Photo 1 : 16 juin 1946 - Discours de Bayeux.

le 16 juin 1946 - Discours de Bayeux


A mesure que se font jour parmi les citoyens l'impatience des contraintes et la nostalgie de la liberté, il faut à tout prix leur offrir en compensation des réussites sans cesse plus étendues. La nation devient une machine à laquelle le maître imprime une accélération effrénée. Qu'il s'agisse de desseins intérieurs ou extérieurs, les buts, les risques, les efforts dépassent peu à peu toute mesure. A chaque pas se dressent, au dehors et au dedans, des obstacles multipliés. A la fin le ressort se brise. L'édifice grandiose s'écroule dans le malheur et dans le sang. La nation se retrouve rompue, plus bas qu'elle n'était avant que l'aventure commençât.

Il suffit d'évoquer cela pour comprendre à quel point il est nécessaire que nos institutions démocratiques nouvelles compensent, par elles-mêmes, les effets de notre perpétuelle effervescence politique.

Il y a là, au surplus, pour nous, une question de vie ou de mort, dans le monde et au siècle où nous sommes, où la position, l'indépendance et jusqu'à l'existence de notre pays et de notre Union française se trouvent bel et bien en jeu.

Certes, il est de l'essence même de la démocratie que les opinions s'expriment et qu'elles s'efforcent par le suffrage d'orienter suivant leur conception l'action publique et la législation. Mais aussi tous les principes et toutes les expériences exigent que les pouvoirs publics : législatif, exécutif, judiciaire, soient nettement séparés et fortement équilibrés, et qu'au-dessus des contingences politiques soit établi un arbitrage national qui fasse valoir la continuité au milieu des combinaisons.

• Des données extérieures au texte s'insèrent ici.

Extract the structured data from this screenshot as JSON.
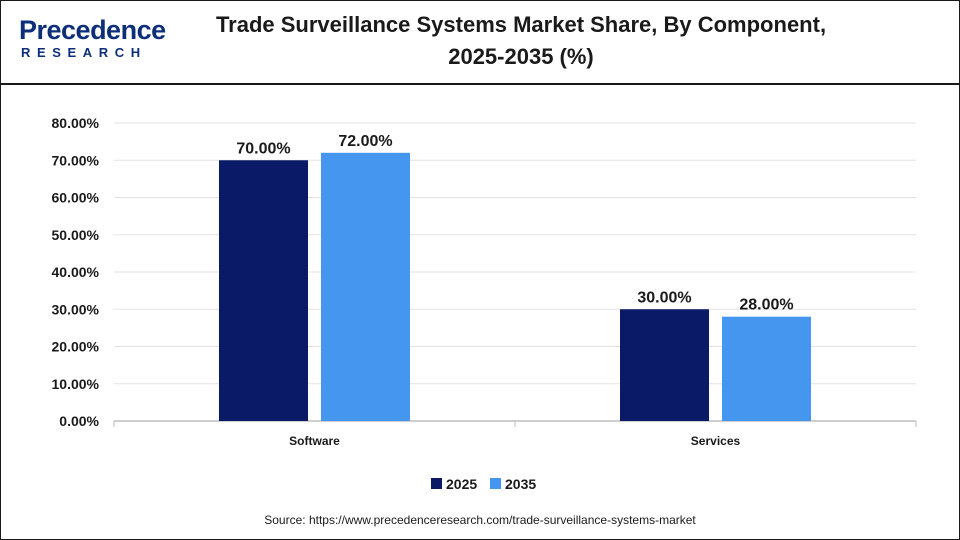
{
  "header": {
    "logo_top": "Precedence",
    "logo_bottom": "RESEARCH",
    "title_line1": "Trade Surveillance Systems Market Share, By Component,",
    "title_line2": "2025-2035 (%)"
  },
  "colors": {
    "series_2025": "#0b1a66",
    "series_2035": "#4596ee",
    "brand": "#0d2f7a"
  },
  "source_text": "Source: https://www.precedenceresearch.com/trade-surveillance-systems-market",
  "chart_data": {
    "type": "bar",
    "title": "Trade Surveillance Systems Market Share, By Component, 2025-2035 (%)",
    "categories": [
      "Software",
      "Services"
    ],
    "series": [
      {
        "name": "2025",
        "values": [
          70.0,
          30.0
        ],
        "labels": [
          "70.00%",
          "30.00%"
        ]
      },
      {
        "name": "2035",
        "values": [
          72.0,
          28.0
        ],
        "labels": [
          "72.00%",
          "28.00%"
        ]
      }
    ],
    "ylim": [
      0,
      80
    ],
    "yticks": [
      0,
      10,
      20,
      30,
      40,
      50,
      60,
      70,
      80
    ],
    "ytick_labels": [
      "0.00%",
      "10.00%",
      "20.00%",
      "30.00%",
      "40.00%",
      "50.00%",
      "60.00%",
      "70.00%",
      "80.00%"
    ],
    "xlabel": "",
    "ylabel": "",
    "grid": true,
    "legend_position": "bottom"
  }
}
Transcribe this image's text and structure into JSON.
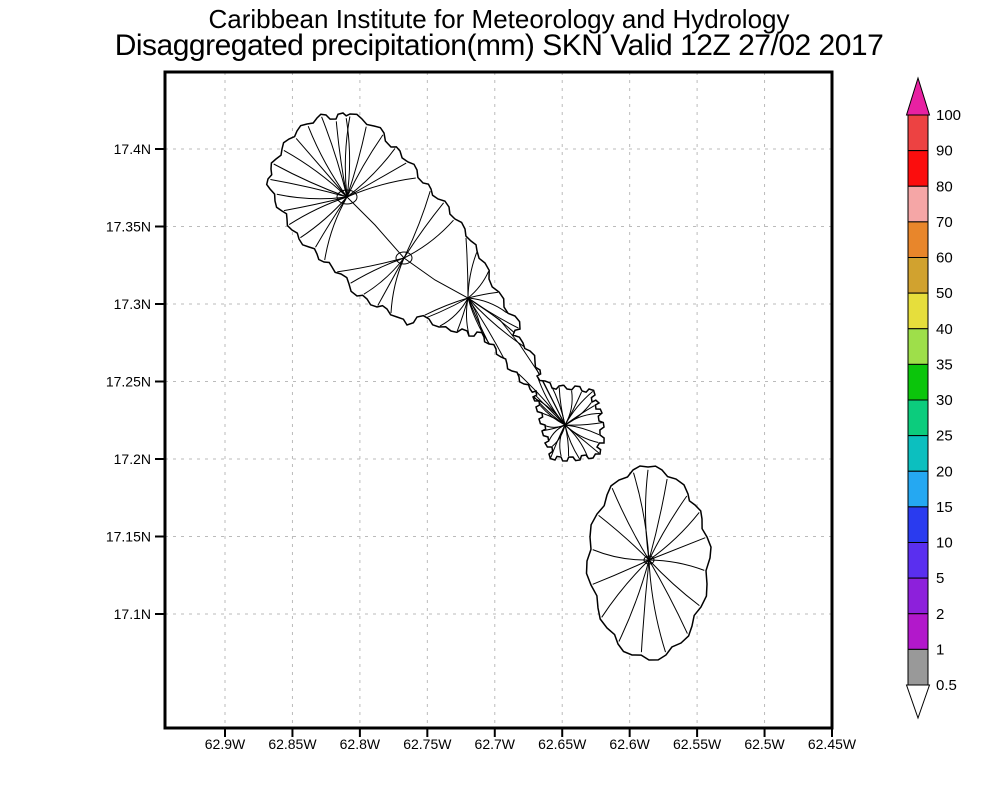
{
  "header": {
    "title_line1": "Caribbean Institute for Meteorology and Hydrology",
    "title_line2": "Disaggregated precipitation(mm) SKN Valid 12Z 27/02 2017"
  },
  "map": {
    "lat_ticks": [
      "17.4N",
      "17.35N",
      "17.3N",
      "17.25N",
      "17.2N",
      "17.15N",
      "17.1N"
    ],
    "lon_ticks": [
      "62.9W",
      "62.85W",
      "62.8W",
      "62.75W",
      "62.7W",
      "62.65W",
      "62.6W",
      "62.55W",
      "62.5W",
      "62.45W"
    ]
  },
  "colorbar": {
    "labels": [
      "100",
      "90",
      "80",
      "70",
      "60",
      "50",
      "40",
      "35",
      "30",
      "25",
      "20",
      "15",
      "10",
      "5",
      "2",
      "1",
      "0.5"
    ],
    "segment_colors": [
      "#ED4242",
      "#FB0D0D",
      "#F5A6A6",
      "#E8862B",
      "#D1A22F",
      "#E6DE3C",
      "#9EDF4A",
      "#0BC50B",
      "#0CCC7D",
      "#0CBFBF",
      "#25A8F2",
      "#2A3BEF",
      "#5A2FEF",
      "#8D20DB",
      "#B218CB",
      "#999999"
    ],
    "over_arrow_color": "#E821A2",
    "under_arrow_color": "#FFFFFF"
  },
  "chart_data": {
    "type": "map",
    "variable": "Disaggregated precipitation(mm)",
    "domain_label": "SKN",
    "valid_time": "12Z 27/02 2017",
    "lat_tick_values": [
      17.4,
      17.35,
      17.3,
      17.25,
      17.2,
      17.15,
      17.1
    ],
    "lon_tick_values": [
      -62.9,
      -62.85,
      -62.8,
      -62.75,
      -62.7,
      -62.65,
      -62.6,
      -62.55,
      -62.5,
      -62.45
    ],
    "colorbar_thresholds": [
      0.5,
      1,
      2,
      5,
      10,
      15,
      20,
      25,
      30,
      35,
      40,
      50,
      60,
      70,
      80,
      90,
      100
    ],
    "grid": true,
    "legend_position": "right"
  }
}
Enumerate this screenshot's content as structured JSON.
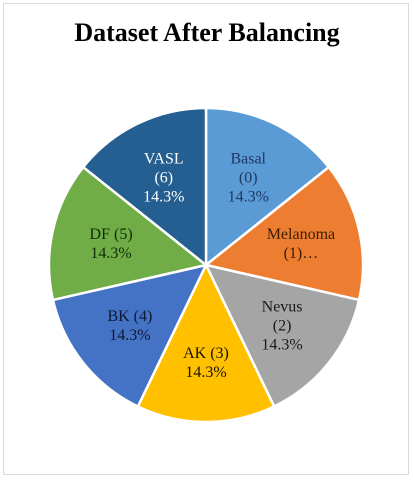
{
  "chart_data": {
    "type": "pie",
    "title": "Dataset After Balancing",
    "slices": [
      {
        "label": "Basal",
        "class_id": "(0)",
        "value": 14.3,
        "display": "14.3%",
        "color": "#5b9bd5",
        "text_color": "#1f3864",
        "lines": [
          "Basal",
          "(0)",
          "14.3%"
        ]
      },
      {
        "label": "Melanoma",
        "class_id": "(1)…",
        "value": 14.3,
        "display": "",
        "color": "#ed7d31",
        "text_color": "#3a1d00",
        "lines": [
          "Melanoma",
          "(1)…"
        ]
      },
      {
        "label": "Nevus",
        "class_id": "(2)",
        "value": 14.3,
        "display": "14.3%",
        "color": "#a5a5a5",
        "text_color": "#1a1a1a",
        "lines": [
          "Nevus",
          "(2)",
          "14.3%"
        ]
      },
      {
        "label": "AK",
        "class_id": "(3)",
        "value": 14.3,
        "display": "14.3%",
        "color": "#ffc000",
        "text_color": "#1a1400",
        "lines": [
          "AK (3)",
          "14.3%"
        ]
      },
      {
        "label": "BK",
        "class_id": "(4)",
        "value": 14.3,
        "display": "14.3%",
        "color": "#4472c4",
        "text_color": "#0d1a33",
        "lines": [
          "BK (4)",
          "14.3%"
        ]
      },
      {
        "label": "DF",
        "class_id": "(5)",
        "value": 14.3,
        "display": "14.3%",
        "color": "#70ad47",
        "text_color": "#132b05",
        "lines": [
          "DF (5)",
          "14.3%"
        ]
      },
      {
        "label": "VASL",
        "class_id": "(6)",
        "value": 14.3,
        "display": "14.3%",
        "color": "#255e91",
        "text_color": "#ffffff",
        "lines": [
          "VASL",
          "(6)",
          "14.3%"
        ]
      }
    ]
  }
}
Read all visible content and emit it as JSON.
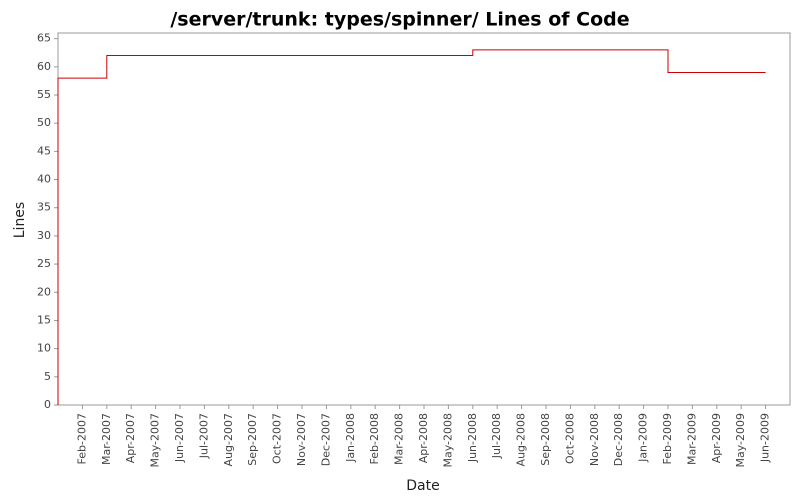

Il est clair et il est entendu que le vote définitif des lois et des budgets revient à une assemblée élue au suffrage universel et direct. Mais le premier mouvement d'une telle assemblée ne comporte pas nécessairement une clairvoyance et une sérénité entières. Il faut donc attribuer à une deuxième assemblée élue et composée d'une autre manière la fonction d'examiner publiquement ce que la première a pris en considération, de formuler des amendements, de proposer des projets. Or, si les grands courants de politique générale sont naturellement reproduits dans le sein de la Chambre des députés, la vie locale, elle aussi, a ses tendances et ses droits.

Elle les a dans la métropole. Elle les a, au premier chef, dans les territoires d'outre-mer qui se rattachent à l'Union française par des liens très divers. Elle les a dans cette Sarre à qui la nature des choses, découverte par notre victoire, désigne une fois de plus sa place auprès de nous, les fils des Francs. L'avenir des 190 millions d'hommes et de femmes qui vivent sous notre drapeau est dans une organisation de forme fédérative que le temps précisera peu à peu, mais dont notre Constitution nouvelle doit marquer le début et ménager le développement.

Tout nous conduit donc à instituer une deuxième chambre dont, pour l'essentiel, nos conseils généraux et municipaux éliront les membres. Cette chambre complètera la première en l'amenant, s'il y a lieu, soit à réviser ses propres projets, soit à en examiner d'autres, en faisant dans la confection des lois ce facteur d'ordre administratif qu'un collège purement politique a forcément tendance à négliger. Il sera normal d'y introduire, d'autre part, des représentants des organisations économiques, familiales, intellectuelles, pour que se fasse entendre, audedans même de l'Etat, la voix des grandes activités du pays.

Réunis aux élus des assemblées locales des territoires d'outre-mer, les membres de cette assemblée formeront le grand conseil de l'Union française, qualifié pour délibérer des lois et des problèmes intéressant l'Union : budget, relations extérieures, rapports intérieurs, défense nationale, économie, communications.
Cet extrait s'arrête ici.